Responding to a 2014 law out of the state legislature, the West Virginia Public Service Commission on March 19 issued an order saying that all electric utilities serving the state have to file an integrated resource plan (IRP) with the commission by Jan. 1, 2016.
“Many state utility commissions already require some form of integrated resource planning to be filed formally by electric utilities,” the order noted. “At least one electric utility in West Virginia is required currently to file an integrated resource plan in another state. Electric utilities in West Virginia may file plans similar to plans filed in other states as long as those plans include, at a minimum, the information required in this Order. The Commission has intentionally limited the guidelines to assist electric utilities with the initial filings.
“Final Clean Power Plan Rules being issued later this year by the United States Environmental Protection Agency (EPA) [under] the Clean Air Act may necessitate modifications to IRPs. The Commission may issue a further order requiring additional information of operational plans in light of those rules or require a timely supplemental filing following the initial IRP required in this Order.”
West Virginia is heavily reliant on coal-fired power and the CO2-reducing Clean Power Plan, due to be issued in final form this summer, would likely shut a significant amount of that coal capacity.
The IRPs need to include things like a three-year historical record and a minimum ten-year forecast of the utility’s native load peak demand and energy requirements, and other system capacity or firm energy obligations, if applicable. In addition, there should be a minimum ten-year forecast of the supply-side and demand-side resources expected to satisfy those loads.
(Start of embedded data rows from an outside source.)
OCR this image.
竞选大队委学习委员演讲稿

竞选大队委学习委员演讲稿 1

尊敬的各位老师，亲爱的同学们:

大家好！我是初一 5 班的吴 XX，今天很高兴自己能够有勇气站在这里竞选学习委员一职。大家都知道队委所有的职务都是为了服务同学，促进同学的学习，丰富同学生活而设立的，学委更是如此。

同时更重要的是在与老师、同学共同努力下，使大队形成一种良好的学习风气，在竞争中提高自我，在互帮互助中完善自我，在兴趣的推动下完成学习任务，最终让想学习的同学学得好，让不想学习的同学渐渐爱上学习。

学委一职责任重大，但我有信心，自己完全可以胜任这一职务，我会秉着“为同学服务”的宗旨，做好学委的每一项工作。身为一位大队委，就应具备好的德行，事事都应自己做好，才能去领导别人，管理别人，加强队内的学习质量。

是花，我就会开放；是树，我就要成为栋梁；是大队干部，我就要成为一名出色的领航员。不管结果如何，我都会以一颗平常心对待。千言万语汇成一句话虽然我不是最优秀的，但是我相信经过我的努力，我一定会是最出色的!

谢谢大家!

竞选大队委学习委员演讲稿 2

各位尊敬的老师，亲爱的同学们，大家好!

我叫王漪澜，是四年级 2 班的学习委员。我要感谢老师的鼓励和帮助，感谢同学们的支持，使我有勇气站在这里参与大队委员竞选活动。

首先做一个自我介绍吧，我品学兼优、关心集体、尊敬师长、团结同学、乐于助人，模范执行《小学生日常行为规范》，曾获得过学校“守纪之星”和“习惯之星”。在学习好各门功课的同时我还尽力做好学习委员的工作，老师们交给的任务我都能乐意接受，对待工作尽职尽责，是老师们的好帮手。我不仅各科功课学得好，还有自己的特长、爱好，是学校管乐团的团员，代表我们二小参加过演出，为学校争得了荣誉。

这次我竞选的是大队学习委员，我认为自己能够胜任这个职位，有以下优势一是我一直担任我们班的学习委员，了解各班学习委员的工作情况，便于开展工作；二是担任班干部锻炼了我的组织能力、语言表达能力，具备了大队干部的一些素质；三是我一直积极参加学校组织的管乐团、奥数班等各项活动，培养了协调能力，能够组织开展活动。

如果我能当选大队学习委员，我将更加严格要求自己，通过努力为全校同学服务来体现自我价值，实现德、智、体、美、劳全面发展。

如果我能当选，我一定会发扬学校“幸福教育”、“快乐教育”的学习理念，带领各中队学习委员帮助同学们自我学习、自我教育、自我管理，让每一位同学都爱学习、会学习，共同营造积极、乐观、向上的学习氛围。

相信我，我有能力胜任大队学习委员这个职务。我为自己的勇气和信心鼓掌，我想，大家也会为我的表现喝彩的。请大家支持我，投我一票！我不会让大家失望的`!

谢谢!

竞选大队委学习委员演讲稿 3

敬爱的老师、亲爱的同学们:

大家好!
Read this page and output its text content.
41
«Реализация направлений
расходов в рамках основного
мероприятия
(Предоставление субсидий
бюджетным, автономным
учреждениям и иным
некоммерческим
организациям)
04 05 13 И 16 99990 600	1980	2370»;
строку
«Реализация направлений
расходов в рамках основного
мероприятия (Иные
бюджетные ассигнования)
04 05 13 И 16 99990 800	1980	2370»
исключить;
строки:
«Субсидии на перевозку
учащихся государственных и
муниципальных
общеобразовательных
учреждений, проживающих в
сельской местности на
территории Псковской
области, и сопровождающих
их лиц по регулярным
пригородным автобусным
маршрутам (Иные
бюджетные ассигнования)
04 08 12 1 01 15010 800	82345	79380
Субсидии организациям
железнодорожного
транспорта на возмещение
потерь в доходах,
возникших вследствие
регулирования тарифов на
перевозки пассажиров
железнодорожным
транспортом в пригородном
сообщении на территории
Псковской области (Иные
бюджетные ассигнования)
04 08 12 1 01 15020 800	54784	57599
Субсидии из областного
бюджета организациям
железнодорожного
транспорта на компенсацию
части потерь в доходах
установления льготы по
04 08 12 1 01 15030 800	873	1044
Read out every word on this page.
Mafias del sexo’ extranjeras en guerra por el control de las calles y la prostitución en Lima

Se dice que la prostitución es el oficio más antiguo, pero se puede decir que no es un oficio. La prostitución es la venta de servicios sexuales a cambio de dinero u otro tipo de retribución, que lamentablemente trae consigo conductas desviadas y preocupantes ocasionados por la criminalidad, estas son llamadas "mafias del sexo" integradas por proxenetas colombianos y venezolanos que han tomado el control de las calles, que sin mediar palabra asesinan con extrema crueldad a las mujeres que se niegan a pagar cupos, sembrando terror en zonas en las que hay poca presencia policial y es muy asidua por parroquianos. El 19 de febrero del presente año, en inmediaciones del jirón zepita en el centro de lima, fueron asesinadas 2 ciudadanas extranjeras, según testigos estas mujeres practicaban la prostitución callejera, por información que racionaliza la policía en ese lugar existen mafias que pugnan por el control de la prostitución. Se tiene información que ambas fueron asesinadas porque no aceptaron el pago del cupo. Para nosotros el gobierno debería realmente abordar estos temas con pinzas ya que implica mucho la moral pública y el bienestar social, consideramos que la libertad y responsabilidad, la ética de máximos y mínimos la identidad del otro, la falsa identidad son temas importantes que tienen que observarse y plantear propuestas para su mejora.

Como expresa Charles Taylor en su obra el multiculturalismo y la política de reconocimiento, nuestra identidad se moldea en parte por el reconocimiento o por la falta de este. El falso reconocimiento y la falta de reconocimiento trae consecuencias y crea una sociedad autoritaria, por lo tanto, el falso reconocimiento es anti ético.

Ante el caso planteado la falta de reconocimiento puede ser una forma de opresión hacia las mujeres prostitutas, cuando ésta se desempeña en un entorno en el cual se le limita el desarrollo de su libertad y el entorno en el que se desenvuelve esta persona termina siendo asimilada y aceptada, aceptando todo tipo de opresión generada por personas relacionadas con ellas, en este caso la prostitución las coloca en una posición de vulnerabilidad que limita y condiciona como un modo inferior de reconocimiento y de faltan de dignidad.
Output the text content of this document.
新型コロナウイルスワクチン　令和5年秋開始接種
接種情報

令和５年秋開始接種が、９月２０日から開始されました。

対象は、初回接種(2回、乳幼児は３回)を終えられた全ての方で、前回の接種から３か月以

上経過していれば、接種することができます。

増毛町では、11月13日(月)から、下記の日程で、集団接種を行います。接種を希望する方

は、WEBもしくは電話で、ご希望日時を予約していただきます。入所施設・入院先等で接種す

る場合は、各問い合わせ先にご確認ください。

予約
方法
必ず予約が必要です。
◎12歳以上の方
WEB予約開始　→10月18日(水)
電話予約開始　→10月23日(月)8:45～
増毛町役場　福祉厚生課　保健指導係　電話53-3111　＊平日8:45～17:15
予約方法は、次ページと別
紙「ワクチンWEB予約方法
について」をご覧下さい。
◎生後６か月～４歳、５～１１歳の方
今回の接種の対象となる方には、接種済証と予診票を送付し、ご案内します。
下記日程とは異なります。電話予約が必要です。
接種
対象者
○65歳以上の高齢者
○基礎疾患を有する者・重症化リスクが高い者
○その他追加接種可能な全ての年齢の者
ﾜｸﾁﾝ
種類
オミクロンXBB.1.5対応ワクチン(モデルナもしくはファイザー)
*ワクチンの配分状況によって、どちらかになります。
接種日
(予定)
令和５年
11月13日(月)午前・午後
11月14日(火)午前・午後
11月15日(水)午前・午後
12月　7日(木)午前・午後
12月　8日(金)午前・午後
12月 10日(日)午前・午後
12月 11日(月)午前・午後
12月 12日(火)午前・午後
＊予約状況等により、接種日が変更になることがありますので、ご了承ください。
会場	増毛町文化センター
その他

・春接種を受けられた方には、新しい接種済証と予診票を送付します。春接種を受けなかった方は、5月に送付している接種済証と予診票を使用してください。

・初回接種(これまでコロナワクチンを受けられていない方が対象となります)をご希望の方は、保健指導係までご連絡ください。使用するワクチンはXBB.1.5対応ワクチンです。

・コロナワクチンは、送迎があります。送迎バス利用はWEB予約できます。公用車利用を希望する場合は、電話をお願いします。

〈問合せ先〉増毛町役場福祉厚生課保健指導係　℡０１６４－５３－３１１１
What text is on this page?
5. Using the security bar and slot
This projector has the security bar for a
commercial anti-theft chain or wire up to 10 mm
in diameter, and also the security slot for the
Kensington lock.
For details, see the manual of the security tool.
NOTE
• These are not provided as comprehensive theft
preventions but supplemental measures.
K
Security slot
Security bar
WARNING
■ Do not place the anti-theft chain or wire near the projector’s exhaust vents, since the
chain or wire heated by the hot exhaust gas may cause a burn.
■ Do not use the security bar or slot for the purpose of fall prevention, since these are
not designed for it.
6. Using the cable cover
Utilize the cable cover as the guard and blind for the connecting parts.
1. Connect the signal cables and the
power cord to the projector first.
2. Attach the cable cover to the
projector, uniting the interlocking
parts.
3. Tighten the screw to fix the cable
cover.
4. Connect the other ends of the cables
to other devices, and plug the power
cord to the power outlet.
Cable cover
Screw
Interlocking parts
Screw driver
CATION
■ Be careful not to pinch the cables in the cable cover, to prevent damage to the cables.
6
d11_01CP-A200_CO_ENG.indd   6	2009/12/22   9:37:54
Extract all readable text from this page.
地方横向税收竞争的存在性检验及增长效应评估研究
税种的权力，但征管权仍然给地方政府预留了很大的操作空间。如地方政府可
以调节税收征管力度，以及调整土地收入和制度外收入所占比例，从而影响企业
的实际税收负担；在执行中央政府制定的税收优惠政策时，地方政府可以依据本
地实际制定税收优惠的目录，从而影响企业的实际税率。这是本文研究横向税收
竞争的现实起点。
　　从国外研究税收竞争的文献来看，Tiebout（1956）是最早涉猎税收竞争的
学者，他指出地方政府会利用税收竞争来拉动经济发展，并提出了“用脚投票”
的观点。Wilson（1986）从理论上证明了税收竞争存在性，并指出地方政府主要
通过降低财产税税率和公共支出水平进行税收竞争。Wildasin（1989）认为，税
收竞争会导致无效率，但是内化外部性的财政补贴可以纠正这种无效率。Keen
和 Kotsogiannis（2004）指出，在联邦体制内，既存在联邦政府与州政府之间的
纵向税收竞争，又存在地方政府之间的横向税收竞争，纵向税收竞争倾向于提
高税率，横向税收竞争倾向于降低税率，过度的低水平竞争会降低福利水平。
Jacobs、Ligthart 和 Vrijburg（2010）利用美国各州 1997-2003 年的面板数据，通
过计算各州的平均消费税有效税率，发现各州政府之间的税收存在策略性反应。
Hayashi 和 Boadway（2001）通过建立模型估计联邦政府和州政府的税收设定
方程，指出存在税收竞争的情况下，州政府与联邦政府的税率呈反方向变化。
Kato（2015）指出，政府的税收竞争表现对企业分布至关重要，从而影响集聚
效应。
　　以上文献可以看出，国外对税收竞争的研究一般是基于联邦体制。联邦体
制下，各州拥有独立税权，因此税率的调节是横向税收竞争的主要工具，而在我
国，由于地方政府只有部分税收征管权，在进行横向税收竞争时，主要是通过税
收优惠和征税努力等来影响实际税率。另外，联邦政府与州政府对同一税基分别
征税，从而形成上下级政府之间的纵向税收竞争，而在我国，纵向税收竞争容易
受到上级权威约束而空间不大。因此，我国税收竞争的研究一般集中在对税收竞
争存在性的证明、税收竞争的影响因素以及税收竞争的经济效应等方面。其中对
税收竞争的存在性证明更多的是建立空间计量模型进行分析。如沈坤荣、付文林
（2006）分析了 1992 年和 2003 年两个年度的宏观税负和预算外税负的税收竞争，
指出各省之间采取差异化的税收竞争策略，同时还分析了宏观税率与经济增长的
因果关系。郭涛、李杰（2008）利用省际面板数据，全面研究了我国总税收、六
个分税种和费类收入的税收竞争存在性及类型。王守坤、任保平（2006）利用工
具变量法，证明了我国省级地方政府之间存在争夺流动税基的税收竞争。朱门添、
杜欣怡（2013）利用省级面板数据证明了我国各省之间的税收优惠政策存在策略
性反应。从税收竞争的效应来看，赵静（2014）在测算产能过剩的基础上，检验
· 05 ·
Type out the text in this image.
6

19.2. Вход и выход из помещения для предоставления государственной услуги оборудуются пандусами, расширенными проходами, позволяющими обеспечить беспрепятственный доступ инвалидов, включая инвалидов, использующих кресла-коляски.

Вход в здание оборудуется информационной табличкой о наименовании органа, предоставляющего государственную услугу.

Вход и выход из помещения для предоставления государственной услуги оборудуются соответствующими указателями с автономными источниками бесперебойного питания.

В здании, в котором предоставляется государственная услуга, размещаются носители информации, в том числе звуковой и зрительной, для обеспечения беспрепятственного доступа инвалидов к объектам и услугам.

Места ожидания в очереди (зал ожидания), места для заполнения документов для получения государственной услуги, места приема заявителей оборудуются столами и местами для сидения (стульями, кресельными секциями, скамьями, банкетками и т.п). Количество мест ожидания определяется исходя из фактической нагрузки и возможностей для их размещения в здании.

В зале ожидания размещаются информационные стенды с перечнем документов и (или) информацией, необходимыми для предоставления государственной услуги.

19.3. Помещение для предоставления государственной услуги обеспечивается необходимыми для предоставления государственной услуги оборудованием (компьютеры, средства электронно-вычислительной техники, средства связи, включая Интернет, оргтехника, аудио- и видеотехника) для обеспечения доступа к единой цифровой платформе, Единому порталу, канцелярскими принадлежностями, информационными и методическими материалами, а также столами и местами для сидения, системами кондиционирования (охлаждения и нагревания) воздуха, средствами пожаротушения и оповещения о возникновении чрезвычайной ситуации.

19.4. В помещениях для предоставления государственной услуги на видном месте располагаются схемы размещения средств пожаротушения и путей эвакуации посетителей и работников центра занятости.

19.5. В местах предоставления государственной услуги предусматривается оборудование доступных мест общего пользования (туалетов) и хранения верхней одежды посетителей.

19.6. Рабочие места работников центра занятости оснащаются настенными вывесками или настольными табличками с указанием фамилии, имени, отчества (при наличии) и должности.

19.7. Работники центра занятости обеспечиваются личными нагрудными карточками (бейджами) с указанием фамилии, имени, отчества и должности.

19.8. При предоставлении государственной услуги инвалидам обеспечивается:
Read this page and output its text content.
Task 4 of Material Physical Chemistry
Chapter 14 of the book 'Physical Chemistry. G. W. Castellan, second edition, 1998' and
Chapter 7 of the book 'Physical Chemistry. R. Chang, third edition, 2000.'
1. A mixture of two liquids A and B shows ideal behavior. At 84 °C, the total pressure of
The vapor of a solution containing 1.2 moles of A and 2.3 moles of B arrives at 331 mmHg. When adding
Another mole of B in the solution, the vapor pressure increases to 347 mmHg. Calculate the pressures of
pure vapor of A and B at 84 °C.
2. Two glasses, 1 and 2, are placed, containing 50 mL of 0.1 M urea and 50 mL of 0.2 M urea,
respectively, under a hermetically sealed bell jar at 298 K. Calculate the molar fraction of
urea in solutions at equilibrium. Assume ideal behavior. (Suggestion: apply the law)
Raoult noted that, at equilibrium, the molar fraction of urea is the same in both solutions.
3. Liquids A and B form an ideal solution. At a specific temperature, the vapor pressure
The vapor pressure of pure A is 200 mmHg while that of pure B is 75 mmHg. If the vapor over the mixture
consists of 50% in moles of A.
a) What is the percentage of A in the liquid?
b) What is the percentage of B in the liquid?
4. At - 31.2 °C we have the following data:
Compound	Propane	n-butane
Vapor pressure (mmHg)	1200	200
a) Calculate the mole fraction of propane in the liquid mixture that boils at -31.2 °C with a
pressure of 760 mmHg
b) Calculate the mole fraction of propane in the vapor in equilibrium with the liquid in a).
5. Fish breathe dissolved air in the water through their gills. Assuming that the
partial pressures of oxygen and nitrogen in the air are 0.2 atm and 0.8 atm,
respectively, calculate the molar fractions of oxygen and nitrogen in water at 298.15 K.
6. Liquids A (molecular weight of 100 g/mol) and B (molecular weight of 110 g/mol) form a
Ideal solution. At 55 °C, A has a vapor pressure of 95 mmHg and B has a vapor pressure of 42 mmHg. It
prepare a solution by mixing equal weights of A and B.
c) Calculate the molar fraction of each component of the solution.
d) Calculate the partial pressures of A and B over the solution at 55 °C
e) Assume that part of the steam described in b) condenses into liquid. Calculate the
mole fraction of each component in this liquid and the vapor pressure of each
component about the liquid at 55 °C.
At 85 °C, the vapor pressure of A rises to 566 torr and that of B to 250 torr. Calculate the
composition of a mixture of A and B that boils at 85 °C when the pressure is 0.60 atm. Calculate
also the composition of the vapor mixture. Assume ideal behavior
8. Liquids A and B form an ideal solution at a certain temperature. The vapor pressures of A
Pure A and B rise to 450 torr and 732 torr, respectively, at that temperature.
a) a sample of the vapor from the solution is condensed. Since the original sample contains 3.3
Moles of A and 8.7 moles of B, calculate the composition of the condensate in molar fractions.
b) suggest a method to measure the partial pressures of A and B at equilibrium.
Peak demand should be presented based on peak demand during the PJM Interconnection peak demand period and peak demand for the utility if that occurs at a different time.
Every electric utility serving retail customers and operating in West Virginia is required to file this IRP. Primary electric utilities in West Virginia include the Appalachian Power and Wheeling Power subsidiaries of American Electric Power (NYSE: AEP), and the Monongahela Power and Potomac Edison units of FirstEnergy (NYSE: FE). Wheeling Power was traditionally just a wires company with no generating assets, but it was recently approved by the PSC to acquire half of the coal-fired Mitchell plant from another subsidiary of AEP.